À l’hiver de l’année bingshen (1956), alors qu’il avait déjà la vue très altérée, Monsieur Xu, arriva soudain chez nous, un rouleau sous les bras. C’était une peinture de bambous qu’il venait d’exécuter le jour du solstice. Il nous l’offrait, à mon mari et à moi. La façon dont les tiges et les feuilles étaient disposées, l’équilibre parfait entre parties denses et éparses, tout cela donnaient aux bambous une rare vigueur. Les caractères inscrits par l’artiste sur la peinture étaient, eux aussi, puissants et plein de grâce. Après cela, Monsieur Xu n’a plus peint. Pour mon mari et moi, cette œuvre est un véritable trésor.
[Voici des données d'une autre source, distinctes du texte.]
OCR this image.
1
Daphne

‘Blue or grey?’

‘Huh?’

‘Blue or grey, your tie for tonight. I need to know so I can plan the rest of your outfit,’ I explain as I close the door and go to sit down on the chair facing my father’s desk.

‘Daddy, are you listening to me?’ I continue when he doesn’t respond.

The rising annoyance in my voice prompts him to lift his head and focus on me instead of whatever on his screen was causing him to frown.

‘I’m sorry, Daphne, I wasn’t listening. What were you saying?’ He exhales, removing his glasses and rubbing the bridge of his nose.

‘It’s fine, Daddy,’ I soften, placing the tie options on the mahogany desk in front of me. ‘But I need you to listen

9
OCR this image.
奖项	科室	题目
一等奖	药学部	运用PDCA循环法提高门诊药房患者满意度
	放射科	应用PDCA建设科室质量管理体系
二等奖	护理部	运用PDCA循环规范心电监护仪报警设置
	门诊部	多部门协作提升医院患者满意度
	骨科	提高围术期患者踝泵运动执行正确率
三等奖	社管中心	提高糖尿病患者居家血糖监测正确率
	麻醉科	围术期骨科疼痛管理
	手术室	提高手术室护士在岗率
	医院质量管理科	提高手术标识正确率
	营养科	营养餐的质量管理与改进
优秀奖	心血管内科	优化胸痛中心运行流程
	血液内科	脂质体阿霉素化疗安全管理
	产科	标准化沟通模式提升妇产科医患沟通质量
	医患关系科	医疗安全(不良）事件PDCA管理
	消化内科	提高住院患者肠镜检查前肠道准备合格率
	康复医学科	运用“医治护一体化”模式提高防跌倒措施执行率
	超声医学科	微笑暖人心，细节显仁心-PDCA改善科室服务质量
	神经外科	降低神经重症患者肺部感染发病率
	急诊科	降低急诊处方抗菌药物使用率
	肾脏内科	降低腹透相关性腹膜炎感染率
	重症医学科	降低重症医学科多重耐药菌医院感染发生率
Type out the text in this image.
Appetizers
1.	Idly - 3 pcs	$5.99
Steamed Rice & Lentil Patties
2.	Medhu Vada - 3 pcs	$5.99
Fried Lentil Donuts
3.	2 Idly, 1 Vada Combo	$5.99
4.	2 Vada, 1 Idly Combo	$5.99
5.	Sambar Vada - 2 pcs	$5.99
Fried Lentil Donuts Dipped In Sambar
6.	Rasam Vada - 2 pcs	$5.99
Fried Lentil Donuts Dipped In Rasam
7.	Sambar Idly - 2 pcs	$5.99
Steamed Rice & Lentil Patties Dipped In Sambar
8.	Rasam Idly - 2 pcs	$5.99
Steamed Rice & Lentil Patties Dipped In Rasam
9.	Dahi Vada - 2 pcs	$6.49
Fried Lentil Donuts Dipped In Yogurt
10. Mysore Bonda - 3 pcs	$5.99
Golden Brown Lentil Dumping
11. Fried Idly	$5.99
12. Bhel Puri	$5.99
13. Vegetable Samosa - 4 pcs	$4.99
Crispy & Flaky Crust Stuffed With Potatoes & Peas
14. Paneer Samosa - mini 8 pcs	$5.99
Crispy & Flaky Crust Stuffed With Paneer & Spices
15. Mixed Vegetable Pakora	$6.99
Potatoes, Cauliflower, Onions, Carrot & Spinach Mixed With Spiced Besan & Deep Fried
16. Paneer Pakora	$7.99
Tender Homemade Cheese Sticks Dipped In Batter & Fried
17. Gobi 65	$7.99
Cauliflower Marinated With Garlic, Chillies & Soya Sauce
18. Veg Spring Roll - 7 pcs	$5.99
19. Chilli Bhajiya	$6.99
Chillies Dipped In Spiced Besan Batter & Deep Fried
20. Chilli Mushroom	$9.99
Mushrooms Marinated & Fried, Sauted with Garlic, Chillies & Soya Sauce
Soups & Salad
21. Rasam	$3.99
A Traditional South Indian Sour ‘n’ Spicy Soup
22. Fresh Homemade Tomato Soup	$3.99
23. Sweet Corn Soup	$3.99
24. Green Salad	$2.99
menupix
Ceux qui voient cette peinture sont toujours stupéfaits en apprenant qu’elle a été réalisée si tardivement. Manifestement, ce n’est plus en se fiant à sa vue que l’artiste a œuvré, mais en faisant totalement confiance à sa main et à son poignet, le pinceau entièrement guidé par l’idée. Il s’agit bien là d’une œuvre habitée par l’esprit.

Nous disant que ses peintures anciennes devaient probablement être tout aussi remarquables, nous demandâmes à leur auteur de nous en montrer quelques-unes. Monsieur Xu nous ouvrit volontiers son coffre. Il y avait là plusieurs centaines d’œuvres… Nous en contemplâmes une bonne dizaine: paysages aux monts brumeux, rivières sous des nuages, toujours exécutés avec puissance, à l’aide de touches d’une infinie variété, alliant finesse de composition à une grande subtilité de l’encre. On était bien loin des efforts d’un peintre ordinaire!

Quand on pense au travail qu’exigent les grandes compositions, on comprend qu’il ne les montrait pas à la légère. Quant à ses orchidées et ses bambous, leur distinction et leur élégance ont pour effet de plonger ceux qui les voient dans le ravissement.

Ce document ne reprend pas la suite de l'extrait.